Over the last generation, profound changes have occurred in the relationship between sexuality and reproduction, the assumption that pregnancy leads to parenthood, and the equation of parenthood with loving parental ties. With the increased availability of safe, effective contraception, sexual relations are less likely to lead to unwanted pregnancies. When such pregnancies do occur, the accessibility of legal abortion enables parenthood to be more of a choice than an inevitability. If a much-wanted pregnancy ends in perinatal loss, there is the recognition that a real baby has died, allowing the couple to identify themselves as bereaved parents.

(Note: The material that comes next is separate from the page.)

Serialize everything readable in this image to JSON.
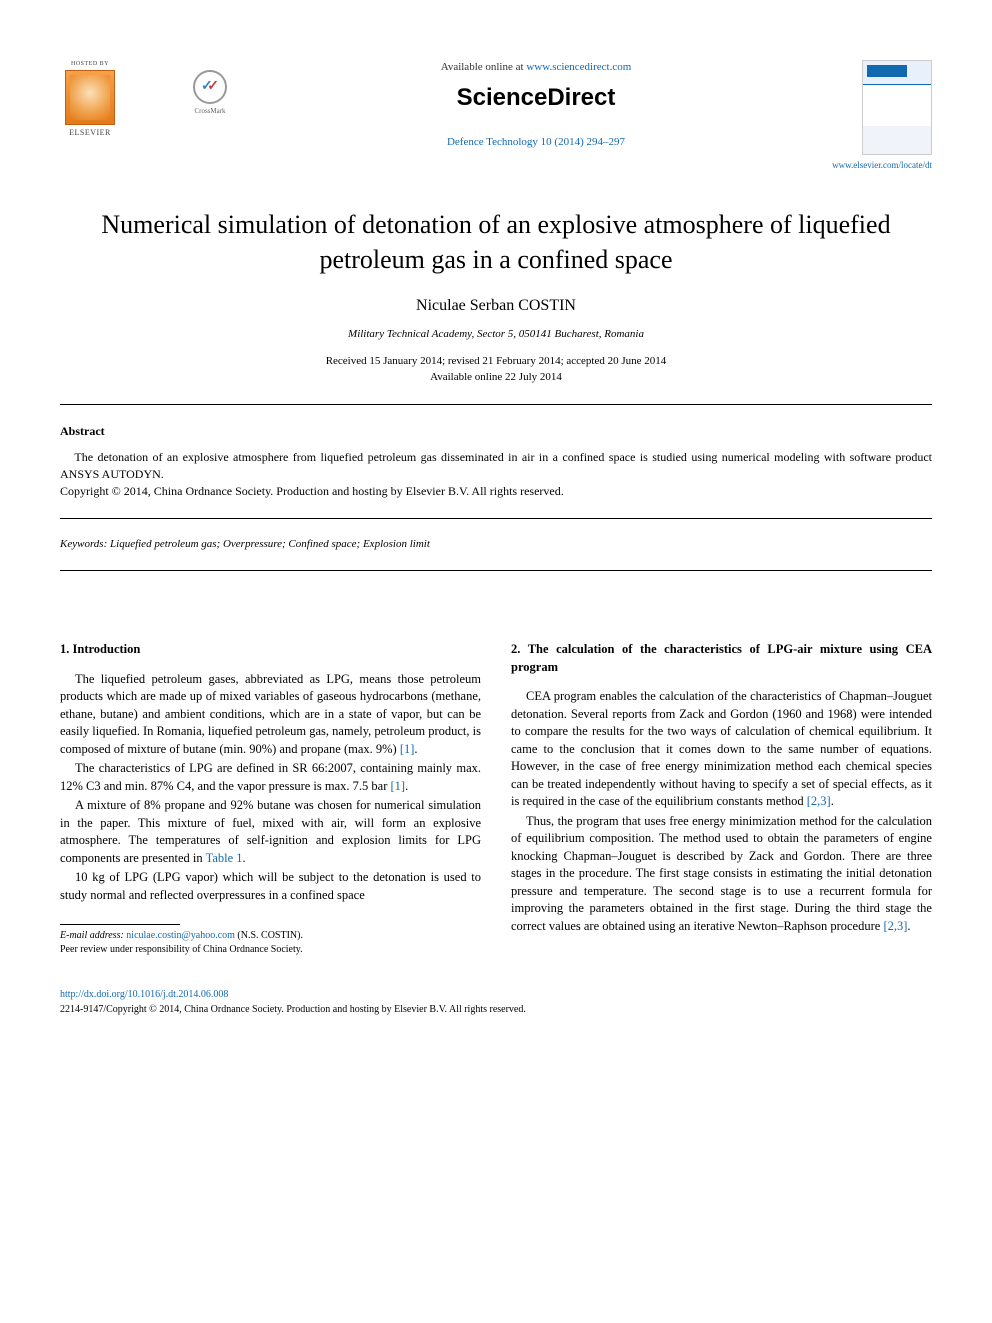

The dramatic advances over the past 30 years in assisted reproductive technologies (ART), especially in vitro fertilization (IVF) and intracytoplasmic sperm injection (ICSI) have also served to detach sexuality from reproduction and to devise multiple gestational pathways to parenthood. The explosion in infant abuse and neglect cases during this time period undercuts the belief that becoming a parent ensures nurturant parenting. Finally, the reduced stigmatization and greater incidence of women giving birth out of wedlock, as well as the great increase in the percentage of women joining the workforce soon after birth, has dramatically altered women's options for parenting and work. In short, although the usual sequence of reproduction (i.e. sexual relations→pregnancy→parenthood→nurturant parental ties) that is embedded in the traditional biologic nuclear family may still be a path many follow, it may no longer predominate, even as some question how universal that traditional family ever was.